Von den halbwegs glorreichen Fünf

Ross Thomas' Roman "Am Rande der Welt" ist eine vergnügliche Politstory

Von Walter DelabarRSS-Newsfeed neuer Artikel von Walter Delabar

Besprochene Bücher / Literaturhinweise

Ja, so geht es in der internationalen Politik zu. Keiner kann dem anderen trauen, die verschiedenen, teilweise kriminellen Interessen überkreuzen sich mehrfach, jeder Protagonist gehört woanders hin und ist vor allem daran interessiert, die anderen aus dem Feld zu stechen, niemand kann sich sicher sein, ob er nicht im nächsten Moment im Knast sitzt oder tot ist, und das alles nur wegen der beiden uralten beiden Währungen, die unter den Begriffen Macht und Geld gehandelt werden.

Kein Zweifel, der Thriller und der Spionageroman haben jahrzehntelang von solchen Plots gelebt, und das nicht schlecht - auch was die Leser betrifft, haben die sich doch dabei häufig köstlich amüsiert oder wahlweise gegruselt.

Nun ist den Autoren in den letzten beiden Jahrzehnten der alte Ost-West-Konflikt ein wenig abhanden gekommen, weshalb denn auch andere Konfliktzonen und Schurkenregimes ausfindig gemacht werden mussten, die das alte Muster ausfüllen und unser Weltbild bedienen konnten. Die Randzone rückt also ins Zentrum des Thrillerinteresses.

Ross Thomas hat nun in dem bereits 1986 erstmals erschienenen "Am Rand der Welt" eine solche Szenerie gefunden, was es allein schon rechtfertigt, dass der Alexander Verlag die 1987 erschienene deutsche Ausgabe neu präsentiert.

Hinzu kommt selbstverständlich, dass Ross Thomas zweifelsohne außergewöhnlich gute Krimis schreibt. Schnell, auf den Punkt, hier mit einem einigermaßen komplexen Plot, der viele überraschende Wendungen hat, Gewinner und Verlierer immer neu verteilt, eine Geschichte, die immer im Vagen lässt, ob wir als Leser wirklich auf der Höhe der Figuren sind.

Solche Geschichten sind nicht einfach zu organisieren, und weniger gute Autoren scheitern auch regelmäßig daran. Sie machen zuviel, verlieren den Überblick, haben kein Auge für die ausreichende Balance der Elemente und für gelungene Motive, schmieren zusammen, was am Ende nicht mehr wirklich zusammenfinden will, und dergleichen mehr.
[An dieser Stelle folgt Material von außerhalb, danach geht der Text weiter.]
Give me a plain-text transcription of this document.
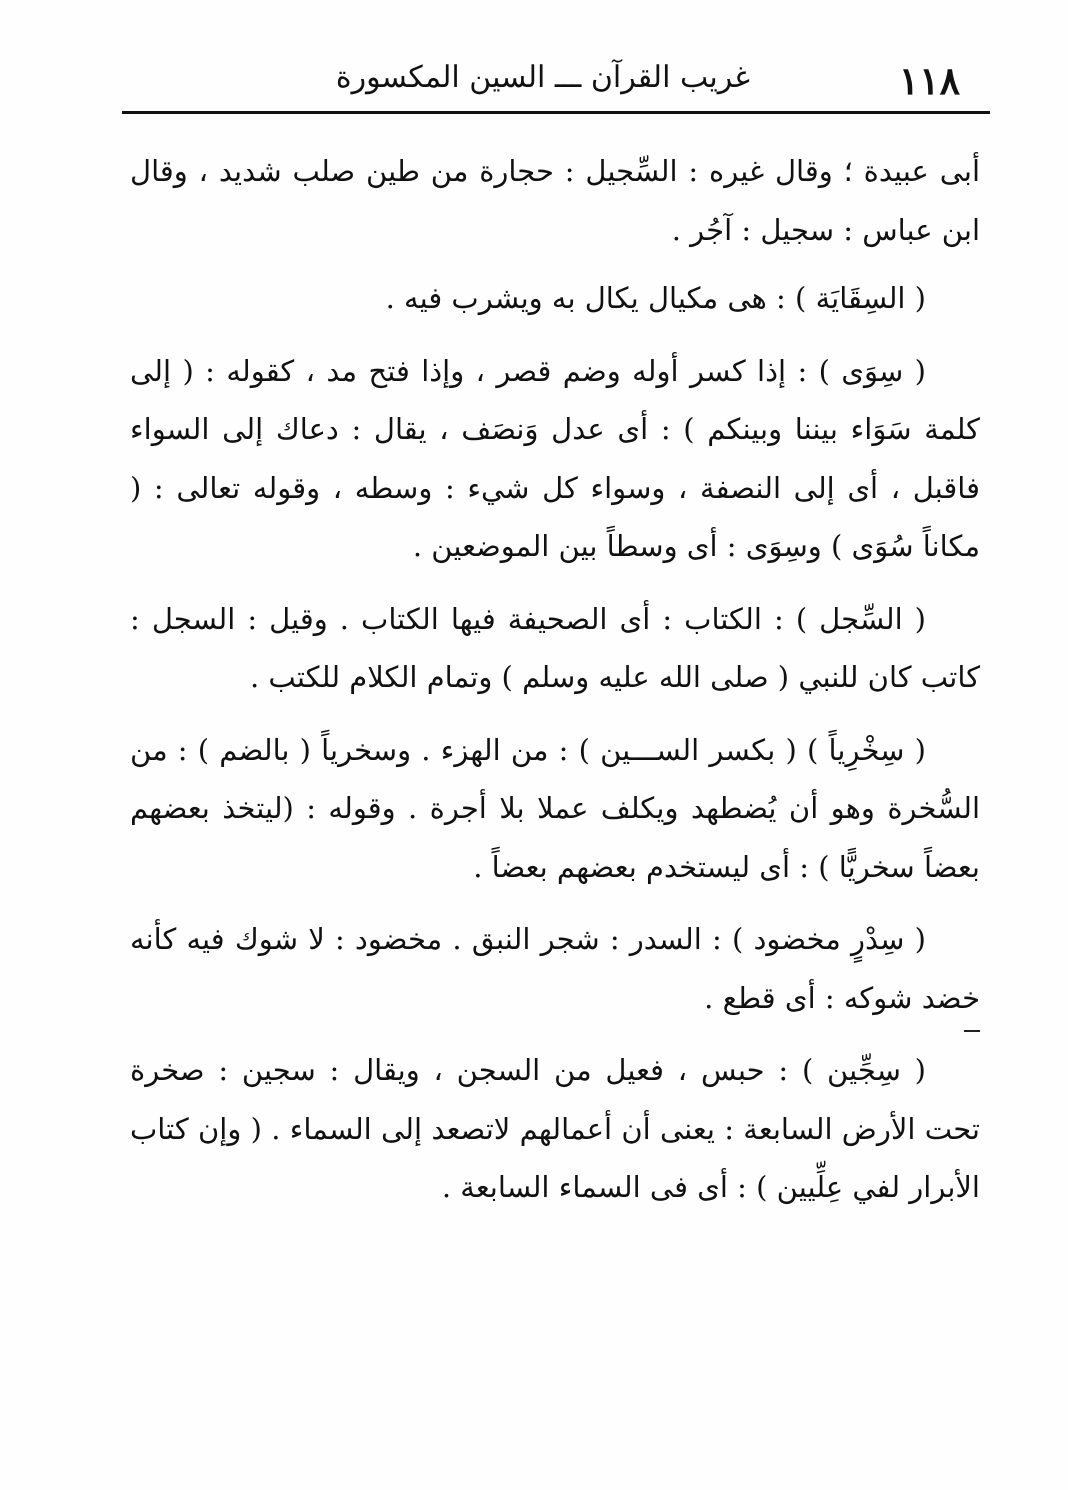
١١٨
غريب القرآن ـــ السين المكسورة

أبى عبيدة ؛ وقال غيره : السِّجيل : حجارة من طين صلب شديد ، وقال ابن عباس : سجيل : آجُر .

( السِقَايَة ) : هى مكيال يكال به ويشرب فيه .

( سِوَى ) : إذا كسر أوله وضم قصر ، وإذا فتح مد ، كقوله : ( إلى كلمة سَوَاء بيننا وبينكم ) : أى عدل وَنصَف ، يقال : دعاك إلى السواء فاقبل ، أى إلى النصفة ، وسواء كل شيء : وسطه ، وقوله تعالى : ( مكاناً سُوَى ) وسِوَى : أى وسطاً بين الموضعين .

( السِّجل ) : الكتاب : أى الصحيفة فيها الكتاب . وقيل : السجل : كاتب كان للنبي ( صلى الله عليه وسلم ) وتمام الكلام للكتب .

( سِخْرِياً ) ( بكسر الســـين ) : من الهزء . وسخرياً ( بالضم ) : من السُّخرة وهو أن يُضطهد ويكلف عملا بلا أجرة . وقوله : (ليتخذ بعضهم بعضاً سخريًّا ) : أى ليستخدم بعضهم بعضاً .

( سِدْرٍ مخضود ) : السدر : شجر النبق . مخضود : لا شوك فيه كأنه خضد شوكه : أى قطع .

( سِجِّين ) : حبس ، فعيل من السجن ، ويقال : سجين : صخرة تحت الأرض السابعة : يعنى أن أعمالهم لاتصعد إلى السماء . ( وإن كتاب الأبرار لفي عِلِّيين ) : أى فى السماء السابعة .
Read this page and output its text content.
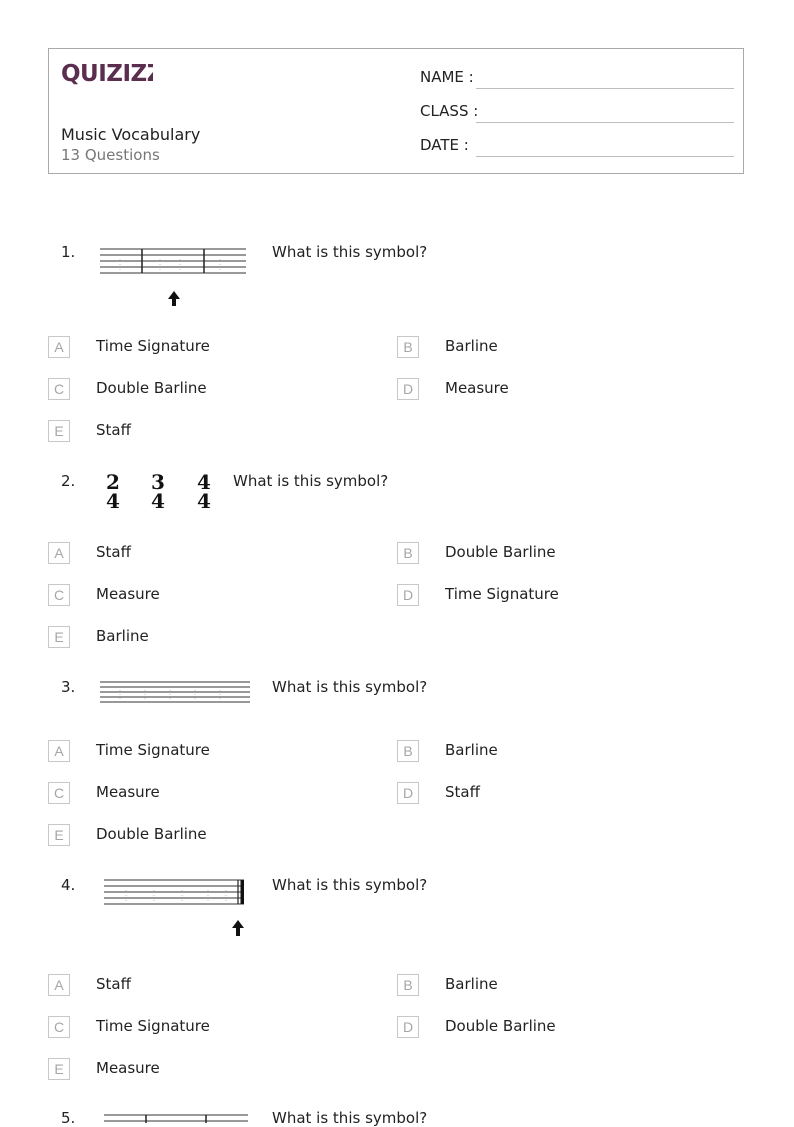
QUIZIZZ
Music Vocabulary
13 Questions
NAME :
CLASS :
DATE :
1.	What is this symbol?
A	Time Signature	B	Barline
C	Double Barline	D	Measure
E	Staff
2. 2
4
3
4
4
4
What is this symbol?
A	Staff	B	Double Barline
C	Measure	D	Time Signature
E	Barline
3.	What is this symbol?
A	Time Signature	B	Barline
C	Measure	D	Staff
E	Double Barline
4.	What is this symbol?
A	Staff	B	Barline
C	Time Signature	D	Double Barline
E	Measure
5.	What is this symbol?
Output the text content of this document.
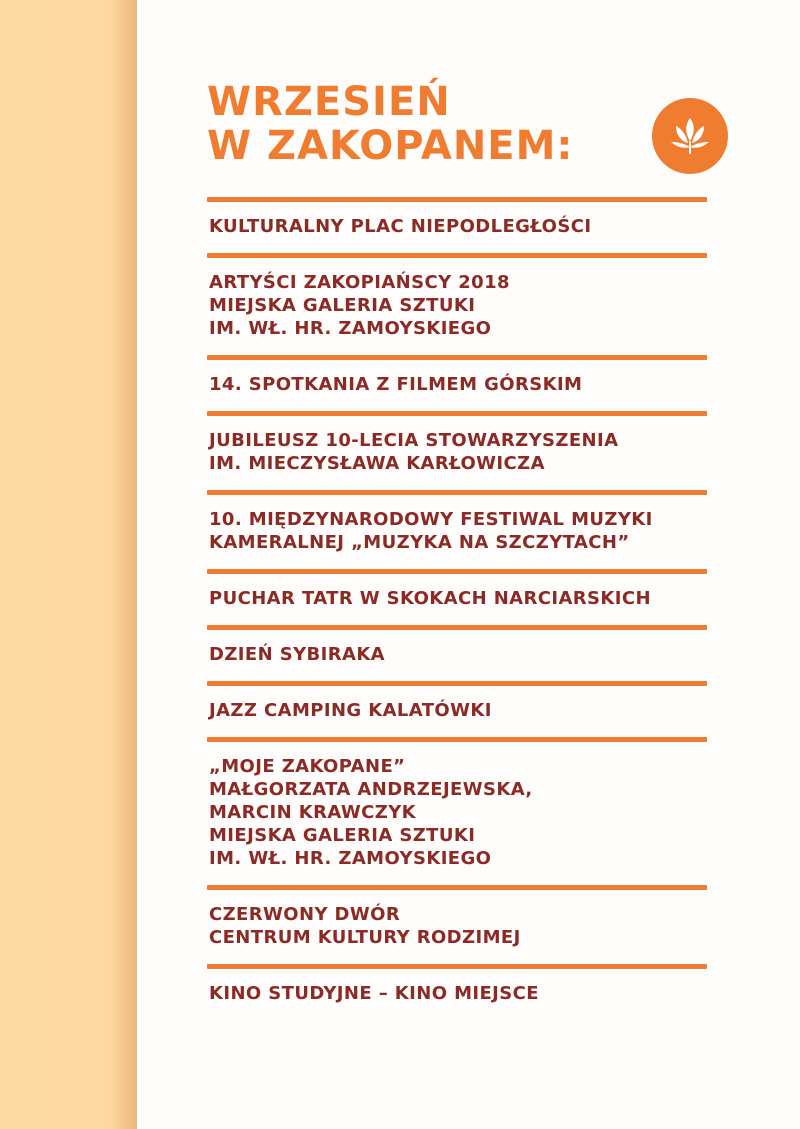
WRZESIEŃ
W ZAKOPANEM:
KULTURALNY PLAC NIEPODLEGŁOŚCI
ARTYŚCI ZAKOPIAŃSCY 2018
MIEJSKA GALERIA SZTUKI
IM. WŁ. HR. ZAMOYSKIEGO
14. SPOTKANIA Z FILMEM GÓRSKIM
JUBILEUSZ 10-LECIA STOWARZYSZENIA
IM. MIECZYSŁAWA KARŁOWICZA
10. MIĘDZYNARODOWY FESTIWAL MUZYKI
KAMERALNEJ „MUZYKA NA SZCZYTACH”
PUCHAR TATR W SKOKACH NARCIARSKICH
DZIEŃ SYBIRAKA
JAZZ CAMPING KALATÓWKI
„MOJE ZAKOPANE”
MAŁGORZATA ANDRZEJEWSKA,
MARCIN KRAWCZYK
MIEJSKA GALERIA SZTUKI
IM. WŁ. HR. ZAMOYSKIEGO
CZERWONY DWÓR
CENTRUM KULTURY RODZIMEJ
KINO STUDYJNE – KINO MIEJSCE
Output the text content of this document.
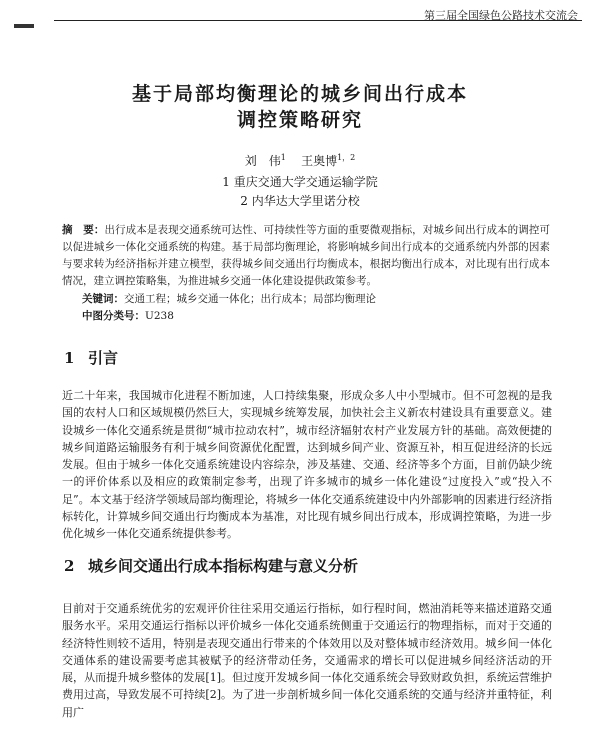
第三届全国绿色公路技术交流会
基于局部均衡理论的城乡间出行成本
调控策略研究
刘　伟$^1$ 王奥博$^{1,2}$
1 重庆交通大学交通运输学院
2 内华达大学里诺分校
摘　要：出行成本是表现交通系统可达性、可持续性等方面的重要微观指标，对城乡间出行成本的调控可以促进城乡一体化交通系统的构建。基于局部均衡理论，将影响城乡间出行成本的交通系统内外部的因素与要求转为经济指标并建立模型，获得城乡间交通出行均衡成本，根据均衡出行成本，对比现有出行成本情况，建立调控策略集，为推进城乡交通一体化建设提供政策参考。
关键词：交通工程；城乡交通一体化；出行成本；局部均衡理论
中图分类号：U238
1 引言
近二十年来，我国城市化进程不断加速，人口持续集聚，形成众多人中小型城市。但不可忽视的是我国的农村人口和区域规模仍然巨大，实现城乡统筹发展，加快社会主义新农村建设具有重要意义。建设城乡一体化交通系统是贯彻“城市拉动农村”，城市经济辐射农村产业发展方针的基础。高效便捷的城乡间道路运输服务有利于城乡间资源优化配置，达到城乡间产业、资源互补，相互促进经济的长远发展。但由于城乡一体化交通系统建设内容综杂，涉及基建、交通、经济等多个方面，目前仍缺少统一的评价体系以及相应的政策制定参考，出现了许多城市的城乡一体化建设“过度投入”或“投入不足”。本文基于经济学领域局部均衡理论，将城乡一体化交通系统建设中内外部影响的因素进行经济指标转化，计算城乡间交通出行均衡成本为基准，对比现有城乡间出行成本，形成调控策略，为进一步优化城乡一体化交通系统提供参考。
2 城乡间交通出行成本指标构建与意义分析
目前对于交通系统优劣的宏观评价往往采用交通运行指标，如行程时间，燃油消耗等来描述道路交通服务水平。采用交通运行指标以评价城乡一体化交通系统侧重于交通运行的物理指标，而对于交通的经济特性则较不适用，特别是表现交通出行带来的个体效用以及对整体城市经济效用。城乡间一体化交通体系的建设需要考虑其被赋予的经济带动任务，交通需求的增长可以促进城乡间经济活动的开展，从而提升城乡整体的发展[1]。但过度开发城乡间一体化交通系统会导致财政负担，系统运营维护费用过高，导致发展不可持续[2]。为了进一步剖析城乡间一体化交通系统的交通与经济并重特征，利用广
Nicht so Ross Thomas: Sein "Rand der Welt" ist stimmig. Und das ist das Beste, was man über einen Krimi oder genauer Thriller sagen kann. Fünf Hauptfiguren haben wir hier, die sich gemeinsam auf den Weg machen, um einen 5-Millionen-Dollar-Deal durchzuziehen. Das ist viel Geld, genug, dass jeder der Beteiligten auf dumme Gedanken kommen kann - und kommt, was allen fünfen klar ist. An das Gute im Menschen zu glauben, ist etwas für Idealisten und Leute mit genügend Geld.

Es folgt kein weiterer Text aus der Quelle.